05 Feb My Livnot Experience: Remembrance
To the Livnot Family & Community of Tzfat,
I’m sure some of you have heard that newborns who are not held enough are at higher risk of suffering from severe illness or even death. That being said, I feel that we as adults are equally vulnerable to a kind of soul sickness when we fail to let our lives be touched in a deep and profound way. Unfortunately, I think it is quite common today, in Western culture, to be spiritually malnourished and not think twice about it. I know countless people who use all sorts of vices and distractions to mask their extreme loneliness, yet every day they feel a little more disconnected. I am not sure if there is a universal prescription for that kind of pain, which I believe is rooted in a lack of community and true intimacy.
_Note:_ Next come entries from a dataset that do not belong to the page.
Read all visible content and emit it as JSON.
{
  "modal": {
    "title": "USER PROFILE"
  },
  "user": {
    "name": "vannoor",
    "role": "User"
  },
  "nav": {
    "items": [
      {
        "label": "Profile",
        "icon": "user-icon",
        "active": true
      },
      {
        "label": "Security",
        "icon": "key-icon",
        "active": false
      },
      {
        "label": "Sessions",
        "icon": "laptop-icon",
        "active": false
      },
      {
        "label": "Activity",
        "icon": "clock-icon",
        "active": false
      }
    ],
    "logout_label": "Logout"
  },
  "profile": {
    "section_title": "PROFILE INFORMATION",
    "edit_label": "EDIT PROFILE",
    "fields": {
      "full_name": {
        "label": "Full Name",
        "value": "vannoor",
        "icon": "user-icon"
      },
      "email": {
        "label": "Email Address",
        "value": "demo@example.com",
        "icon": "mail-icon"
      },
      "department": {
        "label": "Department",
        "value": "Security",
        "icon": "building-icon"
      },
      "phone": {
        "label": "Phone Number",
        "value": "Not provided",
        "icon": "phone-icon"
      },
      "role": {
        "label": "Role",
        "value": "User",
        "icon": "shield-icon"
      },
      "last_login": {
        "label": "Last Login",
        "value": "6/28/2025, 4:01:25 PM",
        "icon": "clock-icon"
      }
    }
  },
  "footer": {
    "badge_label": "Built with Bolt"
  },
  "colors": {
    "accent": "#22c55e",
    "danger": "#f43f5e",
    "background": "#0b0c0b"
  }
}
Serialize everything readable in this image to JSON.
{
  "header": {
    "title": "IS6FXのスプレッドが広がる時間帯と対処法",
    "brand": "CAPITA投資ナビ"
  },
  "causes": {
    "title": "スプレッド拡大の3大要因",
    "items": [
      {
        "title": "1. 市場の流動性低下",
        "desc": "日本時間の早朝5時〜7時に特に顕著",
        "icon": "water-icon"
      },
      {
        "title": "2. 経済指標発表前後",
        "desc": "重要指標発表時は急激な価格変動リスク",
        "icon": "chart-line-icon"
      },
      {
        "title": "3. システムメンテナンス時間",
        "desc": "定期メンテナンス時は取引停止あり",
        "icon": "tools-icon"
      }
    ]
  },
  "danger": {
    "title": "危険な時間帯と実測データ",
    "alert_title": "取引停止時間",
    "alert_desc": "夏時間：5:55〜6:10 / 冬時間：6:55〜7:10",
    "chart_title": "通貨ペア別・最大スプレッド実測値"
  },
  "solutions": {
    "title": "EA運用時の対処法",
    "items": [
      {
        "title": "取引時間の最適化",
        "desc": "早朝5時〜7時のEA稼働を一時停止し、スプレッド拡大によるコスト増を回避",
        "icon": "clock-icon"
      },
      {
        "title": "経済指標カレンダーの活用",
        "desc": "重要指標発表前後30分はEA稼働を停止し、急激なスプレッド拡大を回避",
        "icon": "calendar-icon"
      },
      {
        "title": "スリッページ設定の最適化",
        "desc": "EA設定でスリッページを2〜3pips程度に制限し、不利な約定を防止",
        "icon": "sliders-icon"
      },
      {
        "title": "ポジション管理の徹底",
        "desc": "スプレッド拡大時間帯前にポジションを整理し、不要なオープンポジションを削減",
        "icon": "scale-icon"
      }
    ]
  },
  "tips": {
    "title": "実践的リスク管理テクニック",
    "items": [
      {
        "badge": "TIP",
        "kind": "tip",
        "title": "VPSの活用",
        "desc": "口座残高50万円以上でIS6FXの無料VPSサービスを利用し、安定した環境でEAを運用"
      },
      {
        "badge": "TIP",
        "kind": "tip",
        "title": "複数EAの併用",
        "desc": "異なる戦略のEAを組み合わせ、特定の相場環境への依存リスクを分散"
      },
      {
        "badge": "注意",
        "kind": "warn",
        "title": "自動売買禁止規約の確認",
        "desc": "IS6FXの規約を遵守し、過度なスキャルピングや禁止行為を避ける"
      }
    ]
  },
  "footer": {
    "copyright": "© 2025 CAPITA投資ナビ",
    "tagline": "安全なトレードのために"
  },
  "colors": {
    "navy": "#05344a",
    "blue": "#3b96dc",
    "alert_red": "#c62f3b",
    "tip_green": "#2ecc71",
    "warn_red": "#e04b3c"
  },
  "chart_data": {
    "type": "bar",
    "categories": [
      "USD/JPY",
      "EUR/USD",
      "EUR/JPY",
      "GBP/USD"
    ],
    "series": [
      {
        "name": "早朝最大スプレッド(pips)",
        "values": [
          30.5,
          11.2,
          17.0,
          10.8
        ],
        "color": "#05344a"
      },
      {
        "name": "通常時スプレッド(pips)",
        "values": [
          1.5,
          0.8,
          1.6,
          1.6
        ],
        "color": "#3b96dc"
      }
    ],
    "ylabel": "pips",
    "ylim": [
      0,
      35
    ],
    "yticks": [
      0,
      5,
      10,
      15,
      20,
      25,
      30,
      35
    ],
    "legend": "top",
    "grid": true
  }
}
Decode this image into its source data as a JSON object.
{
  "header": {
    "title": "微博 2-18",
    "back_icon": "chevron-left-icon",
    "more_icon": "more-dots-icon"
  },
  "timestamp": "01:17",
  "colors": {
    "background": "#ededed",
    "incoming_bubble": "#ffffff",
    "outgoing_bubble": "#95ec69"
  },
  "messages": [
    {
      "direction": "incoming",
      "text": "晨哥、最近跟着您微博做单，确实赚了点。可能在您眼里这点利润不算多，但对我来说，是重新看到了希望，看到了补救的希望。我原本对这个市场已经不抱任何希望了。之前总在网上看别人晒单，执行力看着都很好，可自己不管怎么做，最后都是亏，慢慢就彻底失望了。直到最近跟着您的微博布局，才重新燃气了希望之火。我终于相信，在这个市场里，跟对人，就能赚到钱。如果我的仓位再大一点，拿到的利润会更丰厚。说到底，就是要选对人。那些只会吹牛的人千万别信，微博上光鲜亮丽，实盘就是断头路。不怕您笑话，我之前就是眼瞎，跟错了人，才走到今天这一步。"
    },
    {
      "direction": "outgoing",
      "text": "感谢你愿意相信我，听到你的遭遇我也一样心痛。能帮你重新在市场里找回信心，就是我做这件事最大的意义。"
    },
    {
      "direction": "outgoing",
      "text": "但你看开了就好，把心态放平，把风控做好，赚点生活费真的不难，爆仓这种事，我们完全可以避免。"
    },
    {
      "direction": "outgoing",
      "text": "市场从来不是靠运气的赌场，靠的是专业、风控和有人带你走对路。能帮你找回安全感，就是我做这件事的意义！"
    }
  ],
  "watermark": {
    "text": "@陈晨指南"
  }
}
I only know that in the recent past, I have found myself weak in spirit, swaddled in sorrow, and surrounded by those who found little joy in this world.
In truth, my decision to come to Israel was partially an attempt to rescue myself from the mundane and reclaim my love for this world. Somehow I had gone astray, and wandered far from my path, which had always led me to being amazed. And so you can imagine my sense of delight when I found myself in Tzfat stepping into the incubator of Livnot. After just a little time, it became astonishingly clear what was missing from my life, and I realized that without the simplicity of songs and sunsets and sharing we are in danger of forgetting about the real value of community.
One day when I have children and they ask about my time in Israel, I will tell them that I crawled through caves where the Jews once hid from the Romans, that I learned to bake Challah, that I climbed mountains, that I ate persimmons and pomegranates, that I held snakes, that I sang with musicians, that I visited tombs of sages, that I made indestructible friendships, that I had the time of my life. And maybe that will inspire them to travel and renew their curiosity for things if ever they should feel that their lives have become lackluster.
I am slightly scared to step back on American soil, to start over, to search for a new community. But something is pulling me in this new direction, and it was the same force that drew me to Israel so I am going to try and trust it. Maybe I will return to Israel shortly. Who knows? I want to thank each and every one of you for your various roles at Livnot and the community at large. I will be eternally grateful for this incredible space and all the beauty that dwells within it. I have learned so much from my short time in Tzfat and I appreciate all of your efforts to make Livnot a truly unique learning environment.
Thank you for jogging my memory and reminding me how to live in a state of radical amazement. For a moment, I had forgotten what it was like to greet this world as a newborn does- with pure joy and fascination. What a blessing it was for me, to be taught by all of you, how to love this world again.